You Don’t Have to Know Everything...
Let the Experts Be Experts.
“Philosophers are people who know less and less about more and more, until they know nothing about everything. Scientists are people who know more and more about less and less, until they know everything about nothing.” ― Konrad Lorenz
The Problem: PMs Who Try to Know It All
Many project managers quietly believe they should be the smartest person in every meeting, capable of answering any question immediately. This belief causes stress, delays decisions, and disconnects them from the very experts they rely on. Maybe I'm the only one to say so, but I do not know everything.
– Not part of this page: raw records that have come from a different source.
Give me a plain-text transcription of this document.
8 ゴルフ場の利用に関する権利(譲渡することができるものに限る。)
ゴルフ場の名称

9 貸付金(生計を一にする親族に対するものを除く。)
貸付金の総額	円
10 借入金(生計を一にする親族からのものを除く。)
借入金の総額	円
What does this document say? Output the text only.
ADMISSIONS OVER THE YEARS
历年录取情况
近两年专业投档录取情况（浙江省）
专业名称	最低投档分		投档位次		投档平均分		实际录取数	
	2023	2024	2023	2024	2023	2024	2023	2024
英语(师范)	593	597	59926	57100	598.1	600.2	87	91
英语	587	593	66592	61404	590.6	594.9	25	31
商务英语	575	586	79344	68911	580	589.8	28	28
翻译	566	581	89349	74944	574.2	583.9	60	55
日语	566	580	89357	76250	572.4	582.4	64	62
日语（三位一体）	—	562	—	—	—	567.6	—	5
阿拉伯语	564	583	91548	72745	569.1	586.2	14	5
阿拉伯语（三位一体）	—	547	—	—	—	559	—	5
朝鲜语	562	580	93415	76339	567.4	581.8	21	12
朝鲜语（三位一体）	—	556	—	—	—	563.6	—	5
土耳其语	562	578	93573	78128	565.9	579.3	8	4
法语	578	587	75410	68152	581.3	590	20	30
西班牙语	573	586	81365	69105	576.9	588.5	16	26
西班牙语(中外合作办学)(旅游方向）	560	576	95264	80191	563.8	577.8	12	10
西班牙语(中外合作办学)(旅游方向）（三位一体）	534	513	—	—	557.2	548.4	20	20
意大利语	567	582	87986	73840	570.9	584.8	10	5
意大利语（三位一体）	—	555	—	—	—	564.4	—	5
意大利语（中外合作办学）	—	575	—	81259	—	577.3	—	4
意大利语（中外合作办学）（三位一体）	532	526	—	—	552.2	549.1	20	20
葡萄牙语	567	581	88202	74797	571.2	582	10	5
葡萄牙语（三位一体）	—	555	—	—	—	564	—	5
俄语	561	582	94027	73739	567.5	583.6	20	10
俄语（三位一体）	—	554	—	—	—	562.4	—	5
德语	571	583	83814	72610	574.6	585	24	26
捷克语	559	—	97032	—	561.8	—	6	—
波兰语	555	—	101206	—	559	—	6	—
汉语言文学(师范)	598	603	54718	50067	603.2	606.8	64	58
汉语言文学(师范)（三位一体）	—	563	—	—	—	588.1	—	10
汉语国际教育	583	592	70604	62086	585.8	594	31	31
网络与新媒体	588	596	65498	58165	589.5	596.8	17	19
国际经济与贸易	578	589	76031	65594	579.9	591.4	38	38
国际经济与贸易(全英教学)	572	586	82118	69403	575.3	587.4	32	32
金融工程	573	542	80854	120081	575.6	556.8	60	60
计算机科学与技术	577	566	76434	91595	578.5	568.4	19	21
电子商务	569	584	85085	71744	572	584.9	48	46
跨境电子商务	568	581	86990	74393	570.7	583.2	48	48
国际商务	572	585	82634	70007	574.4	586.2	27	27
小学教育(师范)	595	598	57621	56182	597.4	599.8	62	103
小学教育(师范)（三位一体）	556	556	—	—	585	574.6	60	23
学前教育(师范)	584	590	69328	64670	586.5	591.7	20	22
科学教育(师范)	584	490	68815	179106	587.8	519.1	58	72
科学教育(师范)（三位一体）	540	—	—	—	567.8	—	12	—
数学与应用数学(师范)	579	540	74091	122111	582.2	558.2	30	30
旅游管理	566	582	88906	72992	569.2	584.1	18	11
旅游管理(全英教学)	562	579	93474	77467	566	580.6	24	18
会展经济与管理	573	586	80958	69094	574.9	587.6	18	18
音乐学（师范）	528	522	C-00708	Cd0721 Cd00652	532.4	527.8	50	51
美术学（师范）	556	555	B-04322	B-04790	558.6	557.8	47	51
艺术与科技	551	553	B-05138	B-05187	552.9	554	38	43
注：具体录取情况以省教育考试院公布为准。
The quote above from Lorenz, which I saw for the first time last week during a class presentation, captures a simple truth that's hard for us project managers to swallow sometimes... no one can know “everything about everything.” It seems hard to grasp that deep expertise is, by nature, focused, narrow, and nuanced.
Without giving away that you don't know everything, use those subject matter experts (SMEs) every chance you get. In fact, I go so far as to say you should plan on it:
- At project start, map your critical knowledge areas and explicitly name your SME(s) for each; make them visible in the charter (they'll either love you for it, or loathe you) or RACI so everyone sees who owns which slice of “knowing more and more about less and less.”
- In conversations, model the language, “That’s a question for our security SME; my role is to surface the right expertise and make the decision with them,” which reframes you from oracle to orchestrator.
- When you notice the urge to answer everything yourself, treat it as a Stoic signal of ego; pause, redirect the question to the SME, and focus on integrating perspectives, risks, and trade-offs. You may learn something from it.
Example: Using the Quote as a Check
Imagine a steering-committee meeting where an executive throws a deep technical question at you.
Instead of scrambling, you recall the quote and answer calmly, “My job isn’t to know every technical detail; it’s to ensure we have the right experts and make a sound decision together. I’d like our lead engineer to speak to that.” No, I wouldn't really say this; it would make me look like a pompous ass. I would also think I wouldn't walk into such a meeting without my SMEs. Thus, I would say, "That is a great question, sir/ma'am, [Joe], can you explain to [Mr. Executite] what we're looking to about [that]?"
Practice: A Short Reflection Ritual
- Before weekly status, write one line: “Today, my role is to coordinate wisdom, not to know it all.” Yes, you might know a lot, but very few PMs know everything about everything.
- In your notes, tag each complex topic with the SME’s name instead of your own; this trains your mind to associate “knowing” with the team, not just with you.